Feilie asked, “What are you looking for?”

Goldilocks said, “You know how you mentioned that the artist that made this might be close to daft?”

Feilie looked at me and her eyes widened. “Oh. That explains it. He’s looking for things that aren’t really there.”

I said, “Goldilocks, didn’t I ask you not to give away my secret?”

Goldilocks hugged me. “You did, but she said such nice things about you that I just had to tell her that you are my apprentice.”

She stood and brushed my hair back. She grabbed my jaw and moved it. “You know, Phil, with a good dentist, you might look quite a bit more presentable.”

I winced. “Are you aware that right now a Dwarf is managing to seem a lot more tactful than you are?”

Feilie shook her head. “That’s what I was thinking.

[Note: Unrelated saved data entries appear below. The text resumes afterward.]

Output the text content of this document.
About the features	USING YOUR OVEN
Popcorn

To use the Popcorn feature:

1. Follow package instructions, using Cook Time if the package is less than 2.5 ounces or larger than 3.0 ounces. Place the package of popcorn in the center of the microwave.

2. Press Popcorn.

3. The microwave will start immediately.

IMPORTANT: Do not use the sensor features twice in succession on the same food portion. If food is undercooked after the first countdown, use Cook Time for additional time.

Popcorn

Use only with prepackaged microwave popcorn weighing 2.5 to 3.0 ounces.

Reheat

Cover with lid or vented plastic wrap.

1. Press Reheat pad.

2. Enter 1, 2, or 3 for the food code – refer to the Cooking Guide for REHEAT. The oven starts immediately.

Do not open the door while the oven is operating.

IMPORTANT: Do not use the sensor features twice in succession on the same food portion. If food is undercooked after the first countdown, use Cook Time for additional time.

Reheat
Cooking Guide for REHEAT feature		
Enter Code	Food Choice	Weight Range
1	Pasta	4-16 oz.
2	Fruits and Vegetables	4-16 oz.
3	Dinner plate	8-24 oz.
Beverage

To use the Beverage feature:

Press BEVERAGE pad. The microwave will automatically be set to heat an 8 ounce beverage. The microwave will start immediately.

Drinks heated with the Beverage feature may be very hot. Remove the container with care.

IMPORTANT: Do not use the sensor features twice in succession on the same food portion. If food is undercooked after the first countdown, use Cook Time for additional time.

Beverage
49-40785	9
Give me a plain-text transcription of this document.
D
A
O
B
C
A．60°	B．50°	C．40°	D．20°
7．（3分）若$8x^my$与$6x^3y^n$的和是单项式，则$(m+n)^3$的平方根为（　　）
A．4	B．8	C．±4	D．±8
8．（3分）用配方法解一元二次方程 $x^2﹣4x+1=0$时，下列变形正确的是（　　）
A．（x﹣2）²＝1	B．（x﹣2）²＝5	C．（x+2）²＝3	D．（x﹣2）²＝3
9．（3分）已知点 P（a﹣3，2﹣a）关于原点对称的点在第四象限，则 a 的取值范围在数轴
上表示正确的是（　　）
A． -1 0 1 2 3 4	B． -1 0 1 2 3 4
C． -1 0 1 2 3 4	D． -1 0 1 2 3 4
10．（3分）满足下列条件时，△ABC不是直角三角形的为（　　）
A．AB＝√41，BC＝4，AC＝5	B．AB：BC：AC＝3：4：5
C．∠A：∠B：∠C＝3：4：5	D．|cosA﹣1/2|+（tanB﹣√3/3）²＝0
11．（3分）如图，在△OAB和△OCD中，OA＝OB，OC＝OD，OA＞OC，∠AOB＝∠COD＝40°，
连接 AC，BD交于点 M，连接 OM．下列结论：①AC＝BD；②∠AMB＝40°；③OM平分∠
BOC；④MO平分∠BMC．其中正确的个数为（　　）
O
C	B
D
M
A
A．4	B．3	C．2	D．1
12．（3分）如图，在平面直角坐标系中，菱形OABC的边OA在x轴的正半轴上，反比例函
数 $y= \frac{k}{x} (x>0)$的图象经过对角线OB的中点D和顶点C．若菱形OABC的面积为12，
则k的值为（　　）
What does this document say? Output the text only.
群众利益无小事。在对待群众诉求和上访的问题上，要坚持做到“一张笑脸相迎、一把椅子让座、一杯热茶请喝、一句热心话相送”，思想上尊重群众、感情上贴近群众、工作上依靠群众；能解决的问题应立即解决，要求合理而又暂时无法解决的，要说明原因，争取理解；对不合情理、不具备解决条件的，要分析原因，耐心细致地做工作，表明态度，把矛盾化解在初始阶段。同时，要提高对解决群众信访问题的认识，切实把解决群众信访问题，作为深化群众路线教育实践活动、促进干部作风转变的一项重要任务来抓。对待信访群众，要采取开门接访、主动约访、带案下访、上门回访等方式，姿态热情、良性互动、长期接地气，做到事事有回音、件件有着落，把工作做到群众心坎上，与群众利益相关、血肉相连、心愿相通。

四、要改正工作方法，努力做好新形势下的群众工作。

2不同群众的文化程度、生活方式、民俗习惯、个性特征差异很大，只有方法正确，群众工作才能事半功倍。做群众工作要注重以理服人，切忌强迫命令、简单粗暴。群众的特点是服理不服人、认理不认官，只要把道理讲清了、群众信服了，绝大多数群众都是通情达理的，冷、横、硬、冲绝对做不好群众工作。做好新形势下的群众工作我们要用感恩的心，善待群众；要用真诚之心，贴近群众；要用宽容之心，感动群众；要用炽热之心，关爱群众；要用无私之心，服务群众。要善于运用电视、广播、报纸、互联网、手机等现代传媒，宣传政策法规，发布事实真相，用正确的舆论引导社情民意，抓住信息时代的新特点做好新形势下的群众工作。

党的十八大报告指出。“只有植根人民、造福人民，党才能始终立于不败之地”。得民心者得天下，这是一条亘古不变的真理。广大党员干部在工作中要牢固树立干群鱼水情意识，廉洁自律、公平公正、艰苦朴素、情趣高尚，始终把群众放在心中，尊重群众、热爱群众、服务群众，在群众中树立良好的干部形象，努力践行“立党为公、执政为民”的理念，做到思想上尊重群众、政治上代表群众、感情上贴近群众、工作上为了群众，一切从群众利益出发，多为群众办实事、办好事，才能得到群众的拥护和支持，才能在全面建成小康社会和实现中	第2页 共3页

Just because there is a chance that you might not look like such a thuggish and sullen preadolescent if you had some corrective dental surgery, there is no cause for saying it out loud in front of others.”

I said, “Feilie, we should probably take you back to Bavaria now.”

She said, “I’m on the run and it this looks like a good place to hide out. If I can convert this spool to cash we could order enough materials to keep me going and working on artwork for years.”

I looked at Goldilocks.

Goldilocks asked her, “Do you cook?”

I took myself to Snipsnort and just sat at the seven-way crossroads.